Air New Zealand crew resign after booze binge
FOUR Air New Zealand flight attendants have left the airline under a cloud after a booze-fuelled night.
The Herald on Sunday understands all four resigned from the airline on Wednesday after an investigation into a heavy drinking session in Wellington in October.
Details of the case come soon after revelations an off-duty flight attendant "straddled" All Black Israel Dagg on a flight from Los Angeles to Auckland last month.
And in July, crew assigned to fly stranded passengers from Hawaii to Auckland were understood to be drinking heavily, making them unfit for duty if the plane had been airworthy.
The incidents have prompted the national carrier to fire off a warning to all cabin crew about standards of behaviour.
The latest incident involved cabin crew having dinner with two pilots during an overnight stay in Wellington on October 31. Once the pilots had left, the flight attendants continued to drink.
One became so drunk, she reportedly had to be carried back to the Rydges Hotel.
It is understood an intimate video of one of the crew was recorded during the night.
The four were stood down on December 1 before resigning.
Air New Zealand has cracked down on drinking among its 2000 cabin crew members and at least one other person, in an unrelated incident, has resigned this week after failing a breath test before working on a flight.
In-flight service managers are able to breath test crew if they have reasonable cause to suspect that they have been drinking within 10 hours of operating a flight.
The airline would not comment on the case involving the cabin crew's behaviour in Wellington, but confirmed the flight attendants resigned after breaching the company's code of conduct. There was no suggestion they had broken any safety rules.
Bruce Parton, chief operations officer, said the airline took its conduct code extremely seriously. "Customer safety is paramount and non-negotiable," he said.
"Regrettably over the past two months we have had two isolated incidents involving cabin crew who were not operating at the time. As a result of these two isolated issues all cabin crew are being reminded of the standards expected of them."
Meanwhile, the off-duty flight attendant who allegedly straddled Dagg during a flight from Los Angeles on November 27 is back on duty after being given a warning.
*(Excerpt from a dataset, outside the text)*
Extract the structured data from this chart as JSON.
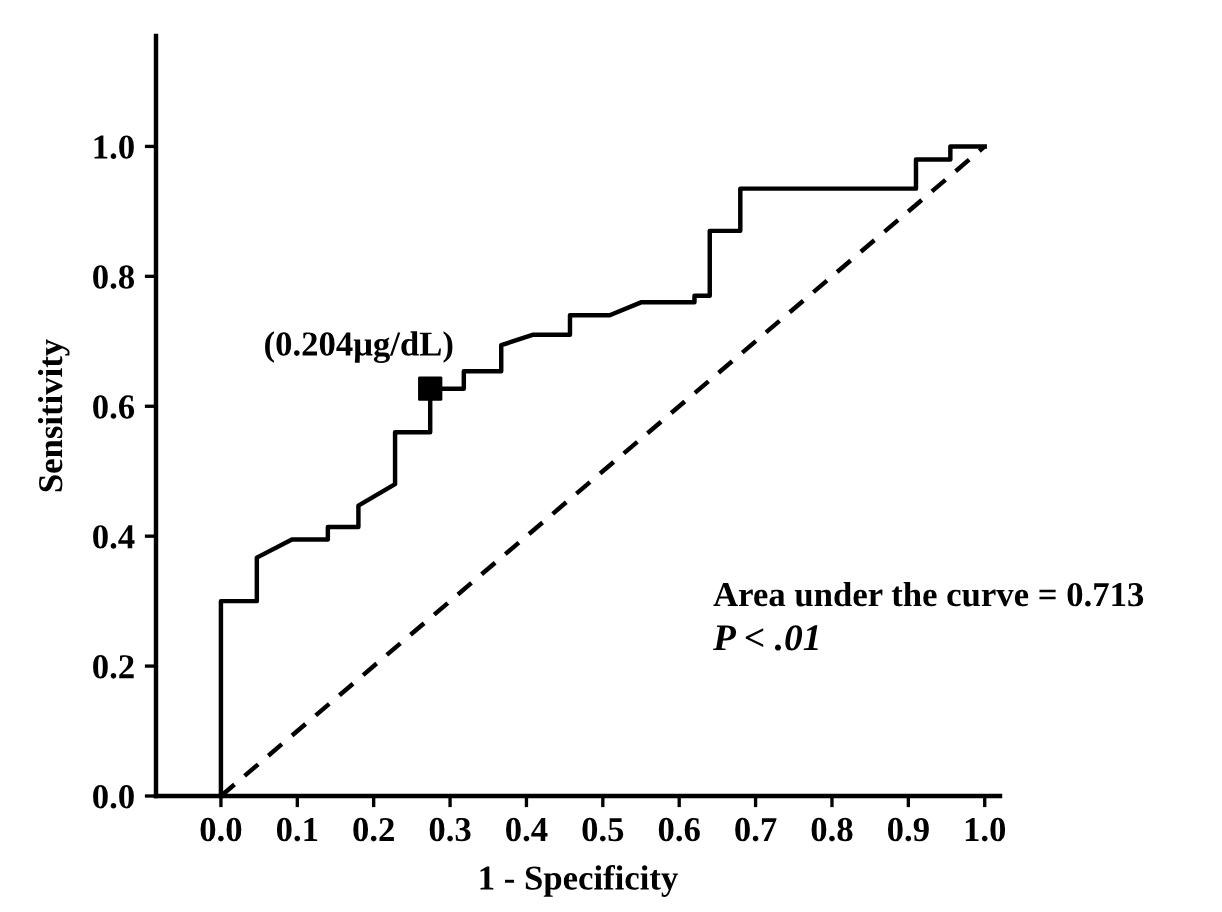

It was reported she had been drinking during the flight where she had been a passenger.
Cabin crew general manager, Leeanne Langridge, emailed staff after the incident saying that Air New Zealand had "no other choice other than to immediately stop the consumption of alcohol" for crew working on short-haul and mid-haul flights.
A day later, Langridge sent a second email to staff saying her previous email was "a real low point for myself and the team" and labelled the order not to drink as a "drastic" measure.
"It culminated in yet another incident we were faced with involving crew and alcohol consumption while on duty," she wrote.
"I believe that given the level of commitment displayed over the last 24hrs to work to resolving these issues I'm comfortable for you to use your discretion whilst positioning on whether or not you choose to have a drink or not."